Private equity (PE) deal activity stabilised in Q2 2025, after suffering a drop off in the previous quarter, with the tech industry being the first to bounce back, according to analysis of PitchBook data by leading audit, tax and consulting firm RSM UK.
UK PE buyouts rose 3% from 317 in Q1 2025 to 327 in Q2 2025, but were down 16% from 391 in the same quarter last year. After dipping across all industries in Q1 2025 (down 32%), the technology and media industry appears to be the first to bounce back, with PE buyouts up 34% from 56 to 75 in Q2 2025. The consumer industry was also up 13% from 47 to 51 in the same period. Buyout activity was driven by a rise in add-ons, increasing 54% from 41 in Q1 2025 to 63 in Q2 2025 for the technology and media industry, and up 40% from 25 to 35 in the consumer sector.
UK corporate M&A deals rose from 601 in Q1 2025 to 620 in Q2 2025, with the biggest increases in the technology and media industry (up 19% from 96 to 114) and the consumer industry (up 17% from 154 to 180). However, the total number of venture capital deals dropped a further 27% from 461 to 337 in the same period.

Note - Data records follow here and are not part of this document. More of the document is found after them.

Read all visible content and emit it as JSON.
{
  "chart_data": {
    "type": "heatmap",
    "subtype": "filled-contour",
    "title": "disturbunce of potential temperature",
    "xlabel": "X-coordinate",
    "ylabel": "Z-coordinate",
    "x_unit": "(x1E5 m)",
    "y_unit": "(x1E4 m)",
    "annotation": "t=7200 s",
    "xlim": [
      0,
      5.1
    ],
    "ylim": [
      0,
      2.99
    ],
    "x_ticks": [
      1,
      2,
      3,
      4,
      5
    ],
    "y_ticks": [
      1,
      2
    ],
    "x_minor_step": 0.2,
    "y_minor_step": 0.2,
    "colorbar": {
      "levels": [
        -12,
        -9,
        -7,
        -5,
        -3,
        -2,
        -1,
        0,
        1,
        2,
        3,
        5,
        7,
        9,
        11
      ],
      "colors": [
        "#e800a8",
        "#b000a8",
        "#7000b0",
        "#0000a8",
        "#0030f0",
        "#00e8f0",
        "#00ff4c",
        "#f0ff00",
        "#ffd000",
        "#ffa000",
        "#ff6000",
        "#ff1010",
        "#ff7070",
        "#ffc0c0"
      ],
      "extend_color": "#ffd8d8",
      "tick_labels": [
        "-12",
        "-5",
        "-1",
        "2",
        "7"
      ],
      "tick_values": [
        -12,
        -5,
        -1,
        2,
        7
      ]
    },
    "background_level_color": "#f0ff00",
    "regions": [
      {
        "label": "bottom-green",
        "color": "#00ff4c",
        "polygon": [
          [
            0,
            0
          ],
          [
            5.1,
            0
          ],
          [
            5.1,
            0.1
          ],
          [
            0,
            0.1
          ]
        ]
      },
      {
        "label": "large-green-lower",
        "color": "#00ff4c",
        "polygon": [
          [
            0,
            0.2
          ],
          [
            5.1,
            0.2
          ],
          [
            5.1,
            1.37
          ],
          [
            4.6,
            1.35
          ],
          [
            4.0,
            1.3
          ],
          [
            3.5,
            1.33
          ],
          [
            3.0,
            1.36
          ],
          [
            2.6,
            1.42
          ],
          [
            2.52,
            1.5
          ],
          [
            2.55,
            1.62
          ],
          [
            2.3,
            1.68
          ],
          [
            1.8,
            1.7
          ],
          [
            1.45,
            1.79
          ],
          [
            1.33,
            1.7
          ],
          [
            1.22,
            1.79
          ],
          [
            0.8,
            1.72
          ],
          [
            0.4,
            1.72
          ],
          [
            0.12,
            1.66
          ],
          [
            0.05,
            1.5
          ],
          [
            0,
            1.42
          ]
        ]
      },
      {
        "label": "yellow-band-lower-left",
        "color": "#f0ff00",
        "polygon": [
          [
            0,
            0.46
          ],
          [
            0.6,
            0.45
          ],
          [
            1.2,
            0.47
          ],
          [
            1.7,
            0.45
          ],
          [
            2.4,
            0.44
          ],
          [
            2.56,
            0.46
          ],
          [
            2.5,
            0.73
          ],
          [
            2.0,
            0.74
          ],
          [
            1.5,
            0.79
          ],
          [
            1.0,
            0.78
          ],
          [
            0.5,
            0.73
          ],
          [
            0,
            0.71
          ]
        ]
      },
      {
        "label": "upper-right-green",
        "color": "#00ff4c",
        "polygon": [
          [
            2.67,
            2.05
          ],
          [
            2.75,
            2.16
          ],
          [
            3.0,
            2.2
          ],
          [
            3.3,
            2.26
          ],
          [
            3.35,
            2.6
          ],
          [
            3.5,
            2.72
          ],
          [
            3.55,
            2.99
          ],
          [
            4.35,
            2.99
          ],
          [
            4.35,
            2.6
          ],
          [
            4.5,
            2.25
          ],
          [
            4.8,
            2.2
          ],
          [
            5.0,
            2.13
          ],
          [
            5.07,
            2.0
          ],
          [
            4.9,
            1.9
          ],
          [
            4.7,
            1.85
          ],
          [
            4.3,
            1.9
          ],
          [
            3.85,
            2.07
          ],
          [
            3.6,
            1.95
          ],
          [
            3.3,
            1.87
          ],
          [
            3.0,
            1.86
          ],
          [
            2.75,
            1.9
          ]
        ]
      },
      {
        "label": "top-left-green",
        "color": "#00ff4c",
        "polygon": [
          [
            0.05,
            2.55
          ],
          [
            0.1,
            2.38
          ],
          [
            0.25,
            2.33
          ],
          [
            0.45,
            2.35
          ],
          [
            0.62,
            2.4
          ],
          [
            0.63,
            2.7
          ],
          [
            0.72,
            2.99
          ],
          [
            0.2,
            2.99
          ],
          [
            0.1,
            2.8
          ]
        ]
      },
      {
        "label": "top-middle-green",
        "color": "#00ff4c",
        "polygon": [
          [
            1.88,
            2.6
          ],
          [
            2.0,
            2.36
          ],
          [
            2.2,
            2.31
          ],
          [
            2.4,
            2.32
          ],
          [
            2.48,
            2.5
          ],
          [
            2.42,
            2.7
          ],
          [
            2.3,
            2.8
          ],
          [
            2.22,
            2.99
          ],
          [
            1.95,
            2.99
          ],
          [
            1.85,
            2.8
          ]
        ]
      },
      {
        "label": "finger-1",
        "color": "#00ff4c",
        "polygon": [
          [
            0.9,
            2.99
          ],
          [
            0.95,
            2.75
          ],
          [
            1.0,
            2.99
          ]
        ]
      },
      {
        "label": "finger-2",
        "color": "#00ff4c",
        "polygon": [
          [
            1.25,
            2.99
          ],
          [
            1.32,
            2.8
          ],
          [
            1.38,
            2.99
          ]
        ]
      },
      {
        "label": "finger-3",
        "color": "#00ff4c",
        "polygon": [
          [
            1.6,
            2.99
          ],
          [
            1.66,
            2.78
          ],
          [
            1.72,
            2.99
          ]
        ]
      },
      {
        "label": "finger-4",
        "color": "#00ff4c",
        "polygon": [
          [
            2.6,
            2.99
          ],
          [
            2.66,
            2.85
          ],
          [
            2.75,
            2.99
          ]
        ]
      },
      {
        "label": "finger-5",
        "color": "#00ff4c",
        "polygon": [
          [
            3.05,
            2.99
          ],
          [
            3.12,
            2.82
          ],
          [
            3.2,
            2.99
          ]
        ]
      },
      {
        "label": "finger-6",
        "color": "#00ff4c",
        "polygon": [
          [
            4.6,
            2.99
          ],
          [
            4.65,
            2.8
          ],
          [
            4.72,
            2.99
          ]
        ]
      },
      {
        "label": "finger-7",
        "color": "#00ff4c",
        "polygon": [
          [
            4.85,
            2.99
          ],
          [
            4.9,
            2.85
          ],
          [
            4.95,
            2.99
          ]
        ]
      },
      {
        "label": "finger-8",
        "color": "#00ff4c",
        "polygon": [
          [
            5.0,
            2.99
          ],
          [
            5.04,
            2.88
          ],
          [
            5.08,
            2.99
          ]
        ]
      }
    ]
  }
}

Salik Chaturbhai, Private Equity Analyst and Financial Modelling Lead for PE at RSM UK, said: “It’s positive to see PE buyouts picked up in Q2 after a slower than expected start to the year. PE is feeling the strain across several fronts, with pressure points not only in deal activity but also fundraising and portfolio performance. That said, there remains plenty of opportunity for firms that are proactive with strategic add-ons and value creation strategies.”
“The technology and media industry is ahead of the game, as one of the first sectors to bounce back from Q1’s dip, fuelled by growth in add-ons. It’s also encouraging to see the consumer industry holding up relatively well. Despite facing external shocks, there are still opportunities to be found, including those driven by strategic add-ons.”
Stuart Clowser, Head of Private Equity at RSM UK, said: “While the challenging market looks like it’s here to stay, this creates space for well-prepared firms to step in and add value. We expect much of this year’s volume growth to take place in the second half of the year, but for that to happen, PE firms need to adapt, focusing on industry experience and embracing technology to deal with risks appropriately. It’s imperative that investment teams possess deeper industry knowledge, including having a strong understanding of sector-specific risks and the most appropriate strategies, so they are best placed to support growth.”